April 18, 2006
By Simit Shah –
The 2005-06 season for the men’s basketball team ended on some sour notes, but there were a number of bright spots and, most importantly, plenty of optimism for the future.
Coach Paul Hewitt completed his sixth season at Georgia Tech with a disappointing 11-17 record that included an 11th-place finish in the ACC and a first round exit in the conference tournament.
While Hewitt often provides keen insight during the course of a season, he always reserves his full assessment until after season is complete.
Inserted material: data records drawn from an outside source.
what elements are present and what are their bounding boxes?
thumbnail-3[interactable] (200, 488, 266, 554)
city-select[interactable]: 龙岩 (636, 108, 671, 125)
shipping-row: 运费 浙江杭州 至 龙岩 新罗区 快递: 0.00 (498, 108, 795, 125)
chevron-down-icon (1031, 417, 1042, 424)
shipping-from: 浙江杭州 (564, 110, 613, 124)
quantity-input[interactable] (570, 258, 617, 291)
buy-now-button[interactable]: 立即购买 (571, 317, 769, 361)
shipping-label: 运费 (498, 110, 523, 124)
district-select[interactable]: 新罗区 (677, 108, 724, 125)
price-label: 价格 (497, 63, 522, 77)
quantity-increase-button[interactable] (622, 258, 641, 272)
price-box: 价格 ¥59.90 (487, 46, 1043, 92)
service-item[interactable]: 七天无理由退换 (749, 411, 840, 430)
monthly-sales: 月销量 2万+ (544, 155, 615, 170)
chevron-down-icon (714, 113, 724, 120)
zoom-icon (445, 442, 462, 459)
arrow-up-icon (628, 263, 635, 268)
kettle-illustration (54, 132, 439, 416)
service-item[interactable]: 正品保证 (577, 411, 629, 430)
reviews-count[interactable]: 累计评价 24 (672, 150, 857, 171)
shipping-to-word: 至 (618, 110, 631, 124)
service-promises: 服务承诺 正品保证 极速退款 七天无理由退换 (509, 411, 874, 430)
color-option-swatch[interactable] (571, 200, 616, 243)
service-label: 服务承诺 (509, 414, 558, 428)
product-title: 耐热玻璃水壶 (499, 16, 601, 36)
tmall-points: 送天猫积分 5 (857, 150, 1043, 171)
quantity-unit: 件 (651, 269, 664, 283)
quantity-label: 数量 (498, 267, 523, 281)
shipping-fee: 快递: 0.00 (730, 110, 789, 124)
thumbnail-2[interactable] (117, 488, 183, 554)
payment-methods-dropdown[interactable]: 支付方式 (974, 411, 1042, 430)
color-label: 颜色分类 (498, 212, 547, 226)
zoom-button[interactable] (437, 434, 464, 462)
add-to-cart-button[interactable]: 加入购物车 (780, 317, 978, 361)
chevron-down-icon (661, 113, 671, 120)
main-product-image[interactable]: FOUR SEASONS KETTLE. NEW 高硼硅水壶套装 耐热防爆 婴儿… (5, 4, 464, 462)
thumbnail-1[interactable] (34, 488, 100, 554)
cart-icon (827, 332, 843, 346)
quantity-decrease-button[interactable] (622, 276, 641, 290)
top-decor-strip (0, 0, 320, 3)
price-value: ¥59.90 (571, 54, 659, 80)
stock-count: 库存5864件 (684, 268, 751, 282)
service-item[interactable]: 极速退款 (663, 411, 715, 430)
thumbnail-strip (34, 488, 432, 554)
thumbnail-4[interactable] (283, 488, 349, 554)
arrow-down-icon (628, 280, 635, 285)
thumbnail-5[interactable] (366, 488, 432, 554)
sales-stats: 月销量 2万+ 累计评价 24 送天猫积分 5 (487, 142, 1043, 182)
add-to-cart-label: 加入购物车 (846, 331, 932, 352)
So two weeks after the end of the season, he offered the following evaluation.
“I thought this was a team that had ability, but we didn’t have the requisite mental and physical toughness for the `end of game’ situations, basically the last four minutes of games,” he explained.
“We have prided ourselves on that, and by `we’ I mean the coaches and players. Even going back to the Siena days, we always made it out mantra to get to the last four minutes, because if we got there and were still in the game, our conditioning and toughness would allow us to win games,” he continued. “We just didn’t have that this year.”
Prior to the season, most of the questions surrounding the team revolved around team’s youth and experience. The top ten players on the roster consisted of four freshmen, four sophomores, one junior and one senior. The group had recorded only a handful of collegiate starts.
Despite that, the Jackets played competitively in most of their games, and there appeared to be several moments during the season when the young team was ready to turn the corner. However, momentum consistently failed to materialize.
Hewitt pointed the a January 14th game at N.C. State as the point where things started to unravel. The Jackets led by one with about eight minutes remaining the game, but they were outscored 27-17 down the stretch.
“We just did not capitalize,” Hewitt explained. “We were playing well. For the first 13 minutes of the second half, we played better than N.C. State, but they dominated us in the last seven and a half minutes.”
That loss was the start of an eight-game losing streak that derailed the season. There were other close losses that Hewitt identified that could have swung in Tech’s favor but for a handful of plays.
While the losses accumulated, there were some promising developments, most notably the improving play of Anthony Morrow, Ra’Sean Dickey and Lewis Clinch. Sophomore Jeremis Smith also returned to full-strength after an injury-shortened freshman campaign. Newcomers Alade Aminu and D’Andre Bell showed flashes of promise at various points.
During Hewitt’s tenure, he’s had a knack for pushing the right buttons to get his teams playing well at the end of the season. However, strides made this season did not translate into victories.
“There’s a great deal of frustration,” he admitted. “Obviously, I didn’t do the job I did in the past in terms of building confidence and composure.
“Anytime you go through a seasons like this, and I’ve been fortunate not to go through many of these, you have to take a hard look at how you did things. One of the decisions we made because had some extras early in the year was to back off our individual instruction program,” he added. “That might have been a mistake, because it robbed us of some of our conditioning.
“About the time that Lewis and Jeremis got healthy again, we got back to our individual instruction, and we became a cleaner team in terms of taking care of the ball and executing our offense.”
The good news is that the only departing contributor is senior Theodis Tarver but otherwise the entire team is back. Four incoming freshmen, including McDonald’s all-Americans Thad Young and Javaris Crittenton hope to inject a needed spark, but Hewitt cautions against putting too much pressure on them.
“I want them to have a normal adjustment to being college freshmen,” he said. “All four of those kids, plus Mouhammad Faye, are good players and work very hard. At the same time, if we’re going to turn this thing around, it’s going to be based on the efforts, talent and leadership of our upperclassmen. It can’t just be about freshmen coming in to save the day.”
As for Hewitt, he’s excited about the challenge to rebound from this season and has been buoyed by the support of the fans during this difficult season.
“I really count myself as lucky to working at Georgia Tech, because I think the people here want to see balance in terms of academics and athletics,” he said. “They don’t want to sacrifice any of our academic goals or reputation to field a winning basketball team. I can’t tell you how many times I’m in the airport or around town and people come up to say, `We love what you’re doing. We support you.’
“I’m not foolish enough to believe that if we have a couple more 11-17 seasons that they’ll be as supportive,” he laughed, “but I think we’ve proven we can be successful with student-athletes at Georgia Tech.”